İşletmeler, bankalara münferiden başvuracak, talepleri her bir banka tarafından kendi risk yönetimi ve kredi politikaları çerçevesinde değerlendirilecek, ya kabul ya da ret edilecektir. Başvurunun kabulü ile ilgili olarak, bankaları zorlayıcı hiçbir yasal düzenleme mevcut değildir.

kobi-nedimturkmen

Ülkemizde, 1 ila 9 işçi arasında çalıştıran işyerlerinin, toplam işyerleri içindeki payının  yüzde 94 seviyelerinde olduğu gerçeği karşısında; ekonomik krizden en çok etkilenen ve nakit akışı bozulmuş bulunan KOBİ’lerin finansal sisteme olan borçlarının yapılandırılması için, “Çerçeve Karar’’ almayıp, tavsiye karar ile yetinilmesi ve bu küçük işletmelerin bankacıların insafına terkedilmesini, nasıl yorumlamamız gerekmektedir?

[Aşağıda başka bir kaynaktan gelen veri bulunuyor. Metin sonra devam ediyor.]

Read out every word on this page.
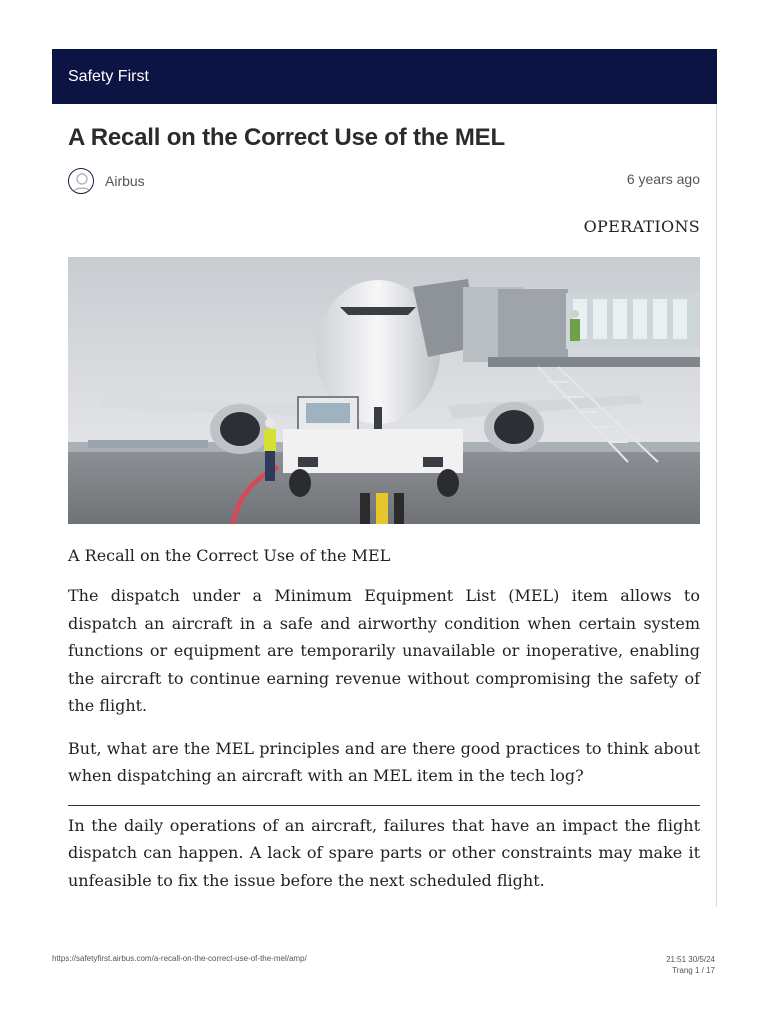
Safety First
A Recall on the Correct Use of the MEL
Airbus	6 years ago
OPERATIONS

A Recall on the Correct Use of the MEL

The dispatch under a Minimum Equipment List (MEL) item allows to dispatch an aircraft in a safe and airworthy condition when certain system functions or equipment are temporarily unavailable or inoperative, enabling the aircraft to continue earning revenue without compromising the safety of the flight.

But, what are the MEL principles and are there good practices to think about when dispatching an aircraft with an MEL item in the tech log?

In the daily operations of an aircraft, failures that have an impact the flight dispatch can happen. A lack of spare parts or other constraints may make it unfeasible to fix the issue before the next scheduled flight.

https://safetyfirst.airbus.com/a-recall-on-the-correct-use-of-the-mel/amp/	21:51 30/5/24
Trang 1 / 17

Bankalar Birliği; yukarıda ayrıntısına yer verdiğim tavsiye kararını, bütün bankacılık sistemine kabul ettirecek düzenlemeleri yapmalı ve yaptırmalıdır. Bu konuda Hükümet ve BDDK ile gece gündüz çalışılarak, sorun çözülmelidir.
Finansal sektörü, yüksek borcu olan işletmeler ile anlaşma yapma konusunda zorlayıcı düzenlemeler ile anlaşmaya mecbur edip, bankalara çok cüzi borcu olan KOBİ’leri bankacıların insafına terk etmek; “hepiniz batın ve ayakaltından çekilin’’ demektir.
Ülkemizde şuan da yaşanan problem; piyasada yeterli nakdin olmaması, döviz kurlarındaki ve faizlerdeki aşırı yükseliş, enflasyonun etkisi ile firmaların alacaklarını tahsil edememesi ve normal ticari faaliyetlerin durma noktasına gelmesidir.
İşletmeler, borçlarını ödeyecek nakit akışını normal mal ve hizmet satışlarından karşılayamamaktadırlar. Dolayısıyla, ekonomideki durgunluğun aşılması ve piyasaya nakit girişine kadar, bu firmaların nefes almasının sağlanması elzemdir.